Perché la Chiesa continua ad aver bisogno delle Gmg?

Esse sono portatrici di un messaggio di speranza per tutta la Chiesa. Perché la Chiesa ha bisogno di riscoprire costantemente il proprio volto giovane. Nella realtà di un cristianesimo troppo spesso stanco e scoraggiato, le Gmg portano un soffio vitale di energia e di gioia. Strumento di evangelizzazione di straordinaria efficacia, esse vedono protagonisti i giovani che, come ha scritto Papa Wojtyla nella Christifideles laici, hanno molte cose da dire alla Chiesa. Bisogna, dunque, saperli ascoltare e saper comunicare con loro. E direi che è proprio da questo punto di vista che le Gmg si sono dimostrate un canale formidabile di presenza ecclesiale nel mondo dei giovani.
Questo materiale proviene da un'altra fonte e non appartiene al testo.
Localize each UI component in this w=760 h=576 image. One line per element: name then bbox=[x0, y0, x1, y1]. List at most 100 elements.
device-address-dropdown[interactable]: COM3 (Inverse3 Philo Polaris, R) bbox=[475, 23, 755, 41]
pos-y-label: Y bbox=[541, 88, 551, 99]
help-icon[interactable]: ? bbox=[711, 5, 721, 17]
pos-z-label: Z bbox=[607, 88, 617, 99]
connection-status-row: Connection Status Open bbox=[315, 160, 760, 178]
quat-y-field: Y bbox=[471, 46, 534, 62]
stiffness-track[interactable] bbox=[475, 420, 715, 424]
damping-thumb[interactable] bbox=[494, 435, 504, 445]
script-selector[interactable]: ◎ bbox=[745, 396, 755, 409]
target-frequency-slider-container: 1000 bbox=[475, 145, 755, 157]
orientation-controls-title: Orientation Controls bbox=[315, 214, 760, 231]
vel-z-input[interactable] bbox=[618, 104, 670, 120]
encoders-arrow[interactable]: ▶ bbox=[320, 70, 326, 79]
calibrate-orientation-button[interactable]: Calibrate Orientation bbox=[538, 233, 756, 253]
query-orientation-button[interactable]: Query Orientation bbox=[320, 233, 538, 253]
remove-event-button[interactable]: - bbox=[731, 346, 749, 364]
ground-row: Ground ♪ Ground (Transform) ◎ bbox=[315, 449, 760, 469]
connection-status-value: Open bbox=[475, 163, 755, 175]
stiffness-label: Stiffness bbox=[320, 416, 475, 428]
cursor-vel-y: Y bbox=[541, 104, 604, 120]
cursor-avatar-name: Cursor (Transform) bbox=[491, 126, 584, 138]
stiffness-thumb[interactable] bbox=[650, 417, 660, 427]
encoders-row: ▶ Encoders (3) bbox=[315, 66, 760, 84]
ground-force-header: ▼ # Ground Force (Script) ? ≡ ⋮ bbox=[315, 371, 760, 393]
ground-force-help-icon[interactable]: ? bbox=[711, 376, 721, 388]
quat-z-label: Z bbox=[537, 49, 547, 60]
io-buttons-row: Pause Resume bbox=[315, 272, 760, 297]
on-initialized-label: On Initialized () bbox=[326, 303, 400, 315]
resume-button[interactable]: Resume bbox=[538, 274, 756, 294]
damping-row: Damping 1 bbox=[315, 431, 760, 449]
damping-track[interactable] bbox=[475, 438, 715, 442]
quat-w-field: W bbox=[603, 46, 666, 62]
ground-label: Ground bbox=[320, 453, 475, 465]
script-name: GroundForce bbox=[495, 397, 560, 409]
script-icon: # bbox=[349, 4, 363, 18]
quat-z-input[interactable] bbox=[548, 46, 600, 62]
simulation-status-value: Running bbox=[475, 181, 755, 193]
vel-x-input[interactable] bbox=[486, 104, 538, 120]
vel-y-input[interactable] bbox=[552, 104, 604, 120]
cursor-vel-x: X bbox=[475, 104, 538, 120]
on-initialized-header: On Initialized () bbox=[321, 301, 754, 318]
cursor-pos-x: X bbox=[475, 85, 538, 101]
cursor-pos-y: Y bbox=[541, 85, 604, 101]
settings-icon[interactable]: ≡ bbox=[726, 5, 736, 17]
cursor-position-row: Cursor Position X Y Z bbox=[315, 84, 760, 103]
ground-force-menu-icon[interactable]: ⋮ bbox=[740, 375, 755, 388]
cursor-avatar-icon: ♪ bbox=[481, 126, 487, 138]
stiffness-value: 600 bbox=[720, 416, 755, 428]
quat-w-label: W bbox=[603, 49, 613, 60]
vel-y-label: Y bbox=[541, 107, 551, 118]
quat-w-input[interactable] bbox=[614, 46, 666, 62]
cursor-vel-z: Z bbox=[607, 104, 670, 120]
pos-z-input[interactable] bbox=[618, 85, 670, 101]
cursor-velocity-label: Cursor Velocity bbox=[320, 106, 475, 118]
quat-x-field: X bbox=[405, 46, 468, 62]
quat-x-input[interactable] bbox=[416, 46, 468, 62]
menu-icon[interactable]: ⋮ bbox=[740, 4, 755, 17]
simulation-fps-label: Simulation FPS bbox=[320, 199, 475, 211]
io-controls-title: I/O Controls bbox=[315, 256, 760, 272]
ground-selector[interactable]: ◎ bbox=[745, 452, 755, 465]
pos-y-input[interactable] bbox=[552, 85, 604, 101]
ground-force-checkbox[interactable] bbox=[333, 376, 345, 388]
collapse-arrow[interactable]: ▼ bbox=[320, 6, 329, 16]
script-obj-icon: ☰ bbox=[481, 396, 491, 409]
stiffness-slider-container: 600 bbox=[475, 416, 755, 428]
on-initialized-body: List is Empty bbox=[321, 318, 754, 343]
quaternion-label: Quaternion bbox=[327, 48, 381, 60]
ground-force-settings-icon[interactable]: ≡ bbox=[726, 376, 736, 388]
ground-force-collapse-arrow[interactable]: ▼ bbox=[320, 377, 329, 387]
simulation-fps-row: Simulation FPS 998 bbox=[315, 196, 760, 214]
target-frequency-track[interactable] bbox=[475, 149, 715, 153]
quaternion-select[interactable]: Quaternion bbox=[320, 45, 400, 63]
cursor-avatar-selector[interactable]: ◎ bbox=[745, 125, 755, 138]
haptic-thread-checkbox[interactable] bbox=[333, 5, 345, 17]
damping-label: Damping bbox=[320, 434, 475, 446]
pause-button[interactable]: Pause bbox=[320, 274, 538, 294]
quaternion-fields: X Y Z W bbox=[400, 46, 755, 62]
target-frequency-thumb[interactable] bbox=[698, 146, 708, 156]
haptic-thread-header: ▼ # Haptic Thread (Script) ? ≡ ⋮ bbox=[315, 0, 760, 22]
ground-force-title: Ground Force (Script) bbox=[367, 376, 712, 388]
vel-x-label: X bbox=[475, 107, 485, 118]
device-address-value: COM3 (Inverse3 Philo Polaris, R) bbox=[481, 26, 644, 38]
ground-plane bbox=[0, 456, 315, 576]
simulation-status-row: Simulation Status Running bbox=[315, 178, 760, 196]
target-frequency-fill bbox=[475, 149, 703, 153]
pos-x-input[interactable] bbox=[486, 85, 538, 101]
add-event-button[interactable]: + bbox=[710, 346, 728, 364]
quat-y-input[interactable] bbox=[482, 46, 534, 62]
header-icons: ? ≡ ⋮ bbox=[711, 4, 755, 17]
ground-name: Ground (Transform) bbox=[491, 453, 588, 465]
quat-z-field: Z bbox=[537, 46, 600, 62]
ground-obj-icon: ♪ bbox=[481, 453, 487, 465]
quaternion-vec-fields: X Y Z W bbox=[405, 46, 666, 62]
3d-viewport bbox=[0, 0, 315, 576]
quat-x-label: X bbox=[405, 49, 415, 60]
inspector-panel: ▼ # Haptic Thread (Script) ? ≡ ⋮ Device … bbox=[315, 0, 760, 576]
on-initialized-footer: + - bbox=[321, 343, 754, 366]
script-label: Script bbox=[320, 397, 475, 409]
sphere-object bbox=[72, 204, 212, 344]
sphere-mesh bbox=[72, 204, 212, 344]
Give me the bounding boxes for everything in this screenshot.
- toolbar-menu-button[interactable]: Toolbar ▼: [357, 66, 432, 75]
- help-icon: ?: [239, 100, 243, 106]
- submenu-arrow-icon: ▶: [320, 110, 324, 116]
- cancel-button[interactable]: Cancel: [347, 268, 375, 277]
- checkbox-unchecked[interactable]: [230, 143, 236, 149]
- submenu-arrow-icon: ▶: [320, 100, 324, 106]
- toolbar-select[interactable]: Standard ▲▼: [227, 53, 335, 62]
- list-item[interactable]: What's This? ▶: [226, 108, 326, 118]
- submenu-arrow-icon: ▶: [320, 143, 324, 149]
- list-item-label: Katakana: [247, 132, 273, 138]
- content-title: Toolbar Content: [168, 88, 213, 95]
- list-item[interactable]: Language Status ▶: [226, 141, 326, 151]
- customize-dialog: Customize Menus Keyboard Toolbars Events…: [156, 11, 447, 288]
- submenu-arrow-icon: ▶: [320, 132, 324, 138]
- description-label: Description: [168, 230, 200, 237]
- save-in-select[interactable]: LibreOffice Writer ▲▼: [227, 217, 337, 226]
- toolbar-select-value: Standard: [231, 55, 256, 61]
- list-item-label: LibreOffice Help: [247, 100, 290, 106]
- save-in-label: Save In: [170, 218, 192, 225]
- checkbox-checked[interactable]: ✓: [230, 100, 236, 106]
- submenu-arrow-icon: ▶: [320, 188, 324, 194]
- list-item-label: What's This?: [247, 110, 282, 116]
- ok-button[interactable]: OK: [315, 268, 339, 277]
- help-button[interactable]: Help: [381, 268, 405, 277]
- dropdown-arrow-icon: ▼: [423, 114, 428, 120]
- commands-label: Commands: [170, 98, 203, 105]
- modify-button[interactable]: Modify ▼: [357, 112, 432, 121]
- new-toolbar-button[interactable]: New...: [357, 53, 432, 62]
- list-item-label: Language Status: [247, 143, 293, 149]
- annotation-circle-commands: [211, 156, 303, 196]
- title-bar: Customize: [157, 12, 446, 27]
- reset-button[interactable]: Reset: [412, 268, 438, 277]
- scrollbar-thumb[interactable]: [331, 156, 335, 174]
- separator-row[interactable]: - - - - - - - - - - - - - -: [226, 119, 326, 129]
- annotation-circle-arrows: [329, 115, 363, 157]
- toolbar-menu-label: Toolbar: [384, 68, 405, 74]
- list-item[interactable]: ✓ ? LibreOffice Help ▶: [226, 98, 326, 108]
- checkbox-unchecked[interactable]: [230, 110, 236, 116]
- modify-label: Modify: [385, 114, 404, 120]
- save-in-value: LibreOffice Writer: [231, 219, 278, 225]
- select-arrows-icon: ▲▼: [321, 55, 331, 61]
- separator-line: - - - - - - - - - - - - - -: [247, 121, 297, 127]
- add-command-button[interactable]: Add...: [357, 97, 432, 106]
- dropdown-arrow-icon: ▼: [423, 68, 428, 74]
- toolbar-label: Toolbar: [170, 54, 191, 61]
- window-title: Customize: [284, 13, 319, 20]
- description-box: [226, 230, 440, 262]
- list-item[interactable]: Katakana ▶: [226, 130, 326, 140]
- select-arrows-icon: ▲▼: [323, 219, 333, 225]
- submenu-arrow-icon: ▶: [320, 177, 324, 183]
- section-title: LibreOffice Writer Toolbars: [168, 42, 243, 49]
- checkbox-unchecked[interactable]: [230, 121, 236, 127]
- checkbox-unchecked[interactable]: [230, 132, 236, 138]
Dieci anni fa a Tor Vergata ci furono due milioni di presenze e gli organizzatori di Madrid contano quantomeno di eguagliare la cifra. Aspettative verosimili?

Sgombriamo subito il campo da un equivoco:  l'aspetto quantitativo è importante, ma non è tutto. Come ci ricorda spesso Benedetto XVI, la legge dei grandi numeri non è determinante per la Chiesa. Per noi è importante ogni singolo giovane. La quantità conta, ma conta di più la qualità, A Tor Vergata non ci hanno colpito solo gli oltre due milioni di giovani, ma soprattutto la qualità della loro presenza. Quell'incontro fu l'apice dell'Anno Santo, un fiore sbocciato da tutto il memorabile Giubileo del 2000.

Come sono cambiati i giovani in questi anni e com'è mutato il loro rapporto con le istituzioni ecclesiali?

Il susseguirsi delle generazioni è rapido così come i mutamenti sociali, anch'essi celeri quanto profondi. Le Gmg si sono rivelate sismografo sensibilissimo ai cambiamenti che si registrano nel mondo dei giovani. Ma il loro vero merito è di aver dato vita a una nuova generazione di giovani, diversa da quella di cui parlano i media. Sono i giovani che rifiutano i fasulli e deludenti paradigmi della postmodernità per dire sì a Cristo e sì alla Chiesa, camminando sulle orme del successore di Pietro, nel quale riconoscono una guida sicura e un amico.

E la Chiesa si è adeguata?

Direi di sì. Perché con questa nuova generazione di giovani è andata crescendo pure una nuova generazione di operatori pastorali:  sacerdoti, religiosi e laici più sensibili ai bisogni e alle attese della gioventù di oggi, non più permeabile alle ideologie. Uomini e donne che sanno capire e dare risposte non solo alla testa ma anche al cuore.

Cosa fa il Pontificio Consiglio per i Laici per celebrare questo venticinquennale?

Ogni edizione della Gmg è un rendimento di grazie al Signore per questo dono prezioso che ci è giunto tramite Giovanni Paolo II e che sta portando nella vita della Chiesa e di tanti giovani frutti abbondanti. Poiché quest'anno la celebrazione della Gmg ha carattere diocesano, abbiamo ritenuto opportuno lasciare alle Chiese locali l'iniziativa di commemorare questo anniversario secondo le modalità da esse ritenute più adeguate. E vorrei qui cogliere l'occasione per congratularmi con la diocesi di Roma e con il suo Vicario per la bellissima celebrazione commemorativa organizzata giovedì scorso in San Pietro con la partecipazione, attorno al Papa, di migliaia di giovani di Roma e del Lazio. Credo, poi, che la Gmg di Madrid nel 2011 sarà un momento particolarmente appropriato per ricordare con gratitudine questo anniversario.

Che cosa ci si aspetta dalla prossima Gmg che si celebrerà a Madrid nel 2011?

La Chiesa che vive in Spagna ha un'esperienza collaudata nell'organizzazione della Gmg, che ospiterà per la seconda volta, dopo Santiago de Compostela nel 1989. E noi nutriamo fiducia che il Signore voglia farci dono di un grande evento ecclesiale, di una convincente testimonianza della fede da parte dei giovani della quale il mondo e soprattutto l'Europa hanno oggi estremo bisogno.